Regime Forfettario nel mirino: il FMI ne chiede l’abolizione, ma le partite IVA forfettarie crescono

Il FMI propone l’abolizione del regime forfettario per sanare distorsioni fiscali e ampliare la base imponibile, mentre i dati del MEF mostrano una crescita record delle adesioni. Un confronto che solleva interrogativi su equità, elusione e futuro della fiscalità italiana. Il dibattito è più acceso che mai.

Regime forfettario nel mirino del FMI: equità fiscale o incentivo alla crescita?

Il Fondo Monetario Internazionale propone l’abolizione del forfettario

abolizione regime forfettario fmiIl Fondo Monetario Internazionale (FMI) nel suo ultimo rapporto sull’Italia pubblicato lo scorso 29 maggio propone l’abolizione del regime forfettario per ampliare la base imponibile, aumentare le entrate e ridurre le distorsioni del sistema fiscale. Secondo gli esperti del Fondo, l’abolizione di questo regime fiscale agevolato aiuterebbe a risolvere alcuni problemi legati all’equità fiscale e contribuirebbe a limitare le perdite di entrate per lo Stato.

Il regime forfettario, che permette ai lavoratori autonomi che rispettano alcuni requisiti, di corrispondere un’imposta sostitutiva su una base imponibile ridotta in relazione al coefficiente di redditività legato alla tipologia di attività svolta, viene attenzionato rigorosamente per valutare eventuali distorsioni che esso può generare.

Tale regime fiscale, infatti, tende a favorire i soggetti che vi aderiscono rispetto ai dipendenti, generando delle disparità nel trattamento fiscale a parità di reddito.
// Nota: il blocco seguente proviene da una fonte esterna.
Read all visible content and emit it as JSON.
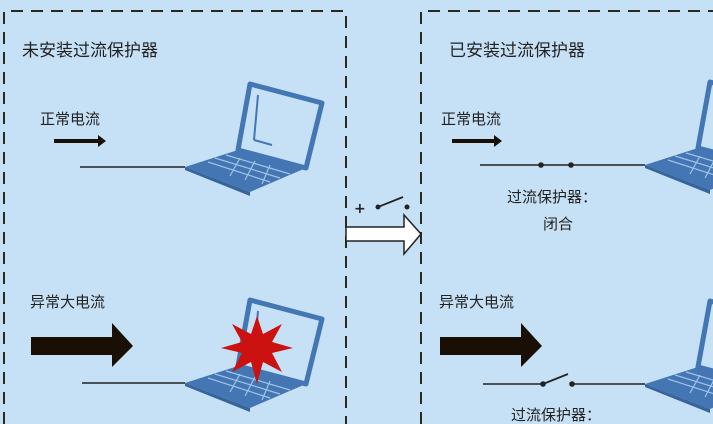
{
  "left_panel": {
    "title": "未安装过流保护器",
    "normal_label": "正常电流",
    "abnormal_label": "异常大电流"
  },
  "right_panel": {
    "title": "已安装过流保护器",
    "normal_label": "正常电流",
    "protector_label_closed": "过流保护器：",
    "closed_state": "闭合",
    "abnormal_label": "异常大电流",
    "protector_label_open": "过流保护器："
  },
  "middle": {
    "plus_sign": "+"
  },
  "colors": {
    "background": "#c6e1f6",
    "laptop": "#4376b3",
    "explosion": "#cc1111",
    "arrow": "#1a0f05"
  }
}
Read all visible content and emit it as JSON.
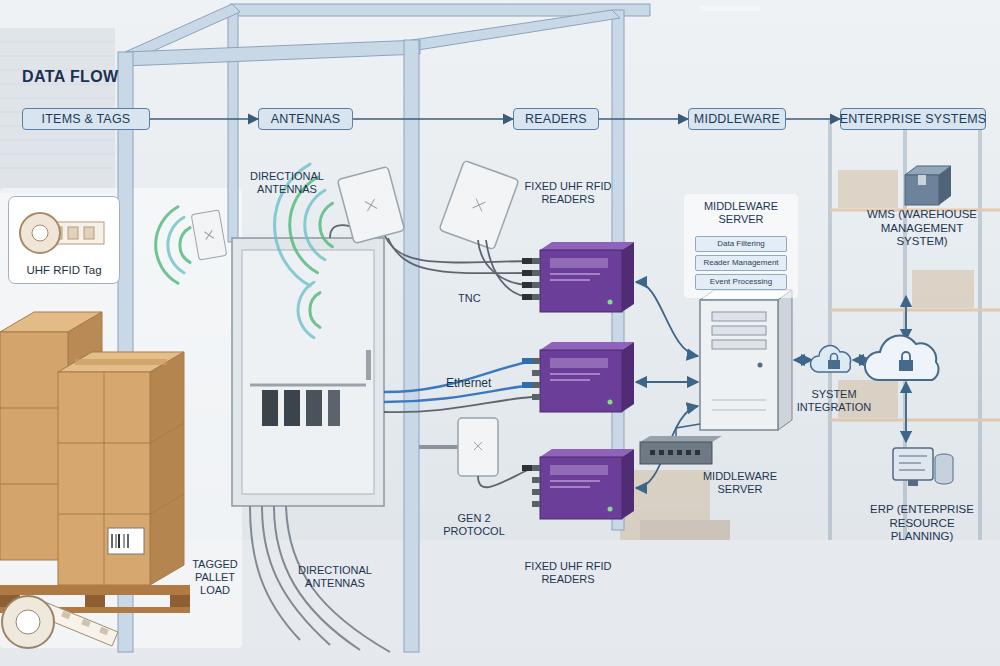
{
  "diagram": {
    "title": "DATA FLOW",
    "nodes": [
      {
        "text": [
          "ITEMS & TAGS"
        ]
      },
      {
        "text": [
          "ANTENNAS"
        ]
      },
      {
        "text": [
          "READERS"
        ]
      },
      {
        "text": [
          "MIDDLEWARE"
        ]
      },
      {
        "text": [
          "ENTERPRISE SYSTEMS"
        ]
      },
      {
        "text": [
          "UHF RFID Tag"
        ]
      },
      {
        "text": [
          "MIDDLEWARE SERVER"
        ]
      },
      {
        "text": [
          "Data Filtering"
        ],
        "in": 6
      },
      {
        "text": [
          "Reader Management"
        ],
        "in": 6
      },
      {
        "text": [
          "Event Processing"
        ],
        "in": 6
      }
    ],
    "edges": [
      {
        "from": 0,
        "to": 1,
        "arrow": "to"
      },
      {
        "from": 1,
        "to": 2,
        "arrow": "to"
      },
      {
        "from": 2,
        "to": 3,
        "arrow": "to"
      },
      {
        "from": 3,
        "to": 4,
        "arrow": "to"
      }
    ],
    "labels": [
      "DIRECTIONAL ANTENNAS",
      "FIXED UHF RFID READERS",
      "TNC",
      "Ethernet",
      "GEN 2 PROTOCOL",
      "TAGGED PALLET LOAD",
      "DIRECTIONAL ANTENNAS",
      "FIXED UHF RFID READERS",
      "MIDDLEWARE SERVER",
      "SYSTEM INTEGRATION",
      "WMS (WAREHOUSE MANAGEMENT SYSTEM)",
      "ERP (ENTERPRISE RESOURCE PLANNING)"
    ]
  }
}
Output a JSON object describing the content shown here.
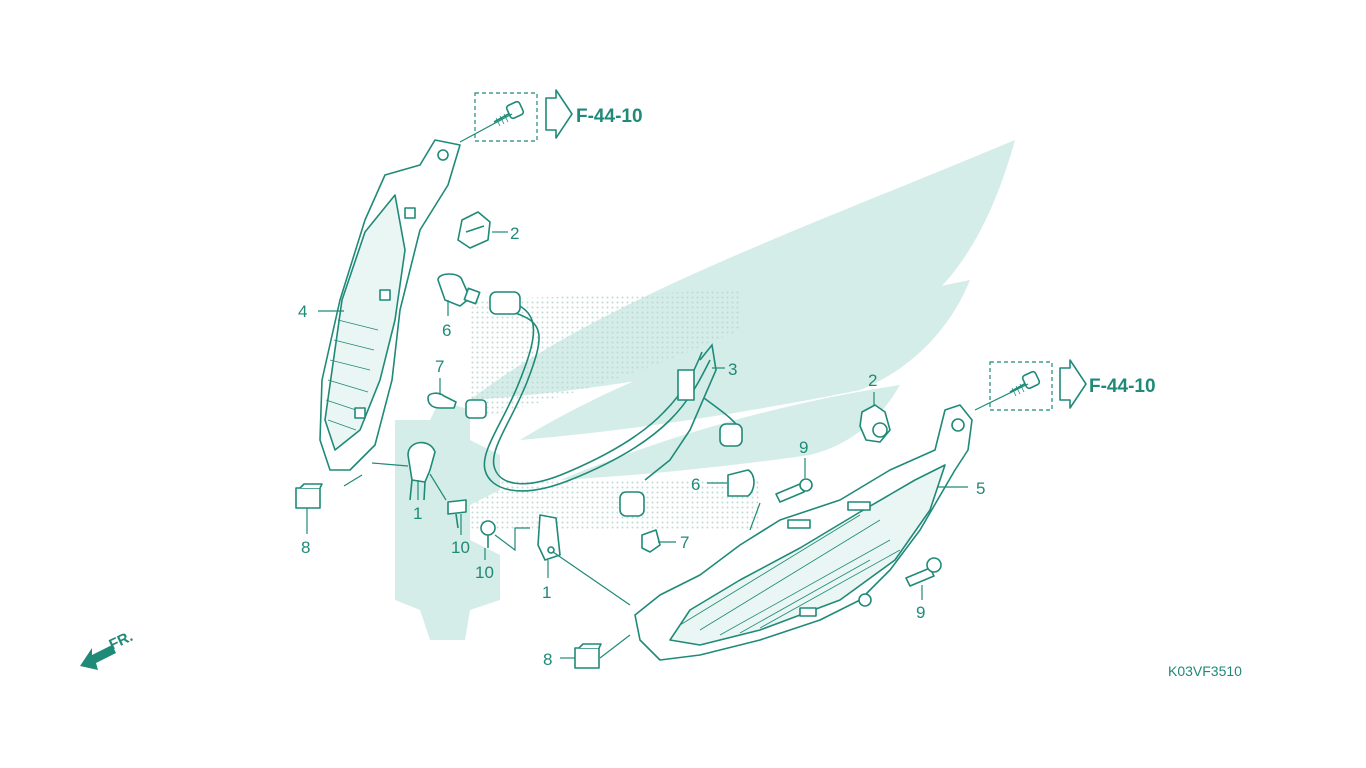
{
  "colors": {
    "line": "#1f8a78",
    "watermark": "#d5ede8",
    "dots": "#bfd9d4"
  },
  "references": {
    "top": "F-44-10",
    "right": "F-44-10"
  },
  "callouts": {
    "c1a": "1",
    "c1b": "1",
    "c2a": "2",
    "c2b": "2",
    "c3": "3",
    "c4": "4",
    "c5": "5",
    "c6a": "6",
    "c6b": "6",
    "c7a": "7",
    "c7b": "7",
    "c8a": "8",
    "c8b": "8",
    "c9a": "9",
    "c9b": "9",
    "c10a": "10",
    "c10b": "10"
  },
  "direction_label": "FR.",
  "diagram_code": "K03VF3510"
}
Pensiamo ad esempio al caso di un insegnante che sta valutando se aprire una partita IVA in regime forfettario per svolgere la propria attività o se accettare una proposta di lavoro come dipendente da parte di una scuola.

 

Il confronto tra lavoratore forfettario e dipendente

Se escludiamo dalla valutazione la componente previdenziale e analizziamo solo la  convenienza di tassazione fra IRPEF e imposta sostitutiva, possiamo individuare due scenari differenti ipotizzando un reddito lordo di €10.000:

  1. se l’insegnante sceglie il regime forfettario dovrà corrispondere un’imposta sostitutiva pari a € 10.000*78% (coefficiente di redditività)=€ 7.800*5% (ipotizziamo sia una nuova attività)=€ 390:
  2. se l’insegnante, invece, decide di accettare l’incarico come lavoratore dipendente dovrà versare l’IRPEF pari al 23% e quindi avrà una tassazione pari a € 10.000*23%=€ 2.300.

Osservando questo esempio appare evidente che il regime forfettario ha una tassazione molto più ridotta e la differenza fra i due regimi è pari a €1.910. Il FMI sta cercando di analizzare proprio queste differenze di imposizione per comprendere se sono presenti distorsioni significative.

 

Criticità individuate dal Fondo Monetario

Dalle valutazioni del FMI emerge che l’eliminazione del regime forfettario potrebbe permettere di allargare la base imponibile, sostenere la trasparenza e semplificare il sistema tributario italiano.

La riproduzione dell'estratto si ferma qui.